If there was anything she knew with certainty in this world, it was that the bad things never came on when you expected them, but rather when you couldn’t possibly have prepared. They felt deeply personal, yet at the same time reminded you of your irrelevance, how utterly random your brushes with loss and pain. Unlike her, she knew Oliver believed everything happened to him. Nothing felt irrelevant. In some ways, this perspective could make things easier; you could always wind your way back to some choice, some slip that set everything else in motion, and bypass the why-me questioning that plagued others. But it also made the world quite lonely, even cruel. If everything originated in some personal action or desire, then there was no escaping yourself. 

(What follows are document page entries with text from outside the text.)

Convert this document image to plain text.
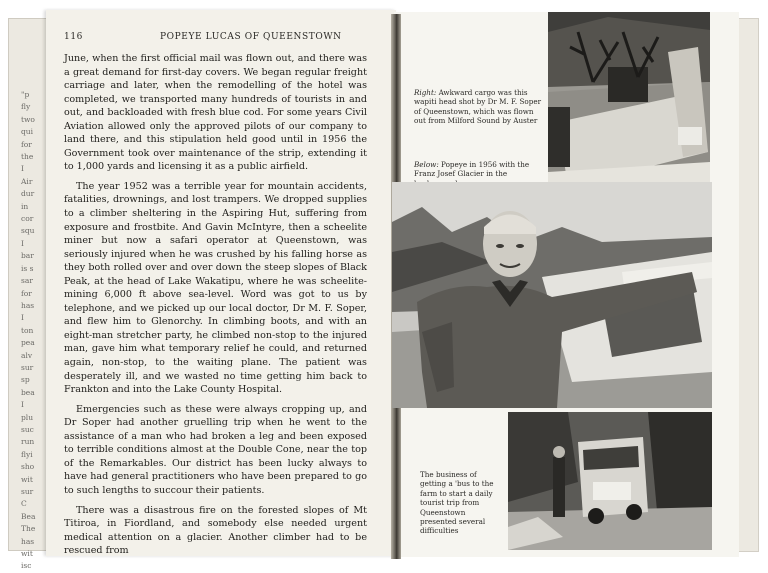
"p
fly
two
qui
for
the
I
Air
dur
in
cor
squ
I
bar
is s
sar
for
has
I
ton
pea
alv
sur
sp
bea
I
plu
suc
run
flyi
sho
wit
sur
C
Bea
The
has
wit
isc
116	POPEYE LUCAS OF QUEENSTOWN

June, when the first official mail was flown out, and there was a great demand for first-day covers. We began regular freight carriage and later, when the remodelling of the hotel was completed, we transported many hundreds of tourists in and out, and backloaded with fresh blue cod. For some years Civil Aviation allowed only the approved pilots of our company to land there, and this stipulation held good until in 1956 the Government took over maintenance of the strip, extending it to 1,000 yards and licensing it as a public airfield.

The year 1952 was a terrible year for mountain accidents, fatalities, drownings, and lost trampers. We dropped supplies to a climber sheltering in the Aspiring Hut, suffering from exposure and frostbite. And Gavin McIntyre, then a scheelite miner but now a safari operator at Queenstown, was seriously injured when he was crushed by his falling horse as they both rolled over and over down the steep slopes of Black Peak, at the head of Lake Wakatipu, where he was scheelite-mining 6,000 ft above sea-level. Word was got to us by telephone, and we picked up our local doctor, Dr M. F. Soper, and flew him to Glenorchy. In climbing boots, and with an eight-man stretcher party, he climbed non-stop to the injured man, gave him what temporary relief he could, and returned again, non-stop, to the waiting plane. The patient was desperately ill, and we wasted no time getting him back to Frankton and into the Lake County Hospital.

Emergencies such as these were always cropping up, and Dr Soper had another gruelling trip when he went to the assistance of a man who had broken a leg and been exposed to terrible conditions almost at the Double Cone, near the top of the Remarkables. Our district has been lucky always to have had general practitioners who have been prepared to go to such lengths to succour their patients.

There was a disastrous fire on the forested slopes of Mt Titiroa, in Fiordland, and somebody else needed urgent medical attention on a glacier. Another climber had to be rescued from

Right: Awkward cargo was this wapiti head shot by Dr M. F. Soper of Queenstown, which was flown out from Milford Sound by Auster
Below: Popeye in 1956 with the Franz Josef Glacier in the
The business of getting a 'bus to the farm to start a daily tourist trip from Queenstown presented several difficulties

There is no doubt: People We Will Let in the Fortress will be a great book.

Empire Mind 
by Adam Crittenden

The poems in Empire Mind are tolling poems: from a steely distance they toll warning; from a dreamlike condition, they toll nightmare; from a creepy sense of the comic, they toll pain.  They call to mind Stephen Dunn’s “Loves” in which the ‘loving’ speaker of the poem invokes “church bells ringing stasis, stasis.” There is an out-of-body voice in these disturbing contemplations of this “garbage island,” of this ‘machine kingdom’ that is our violated planet.  The testament of the poems is of individuals and groups who have been shocked past responsiveness and reaction, have been buried alive and must speak to themselves from within the festering heap, from within the crusher (“Recycle, Reuse, Reduce, and Close the Lid”).  Reading “Temporal,” one feels the despair of the speaker who has been made mute by the torpor of the earth’s human population and has also become addicted to it: “If we study the past, then / we can better destroy each other / in the present.”  In the terrifying poem “The Machine Machine” the reader is given the facts by a speaker calculating the absurd “position” one might acquire in this doomed kingdom: “The Machine Machine is a machine / that eats maggots like me for lunch, / not breakfast. Breakfast maggots are different. // Those maggots are maggots / that wish they could trade in their animal cells / for a few good circuits.”   

The writer of Empire Mind has not flinched; in each poem, the result is a powerful fullness of horror. 

Thanks to all of you who submitted this year--it was a very competitive pool. And our thanks to Kevin McIlvoy for his efforts in supporting the endowment and carefully reading and considering the submissions. The winners will receive $500 each for the award.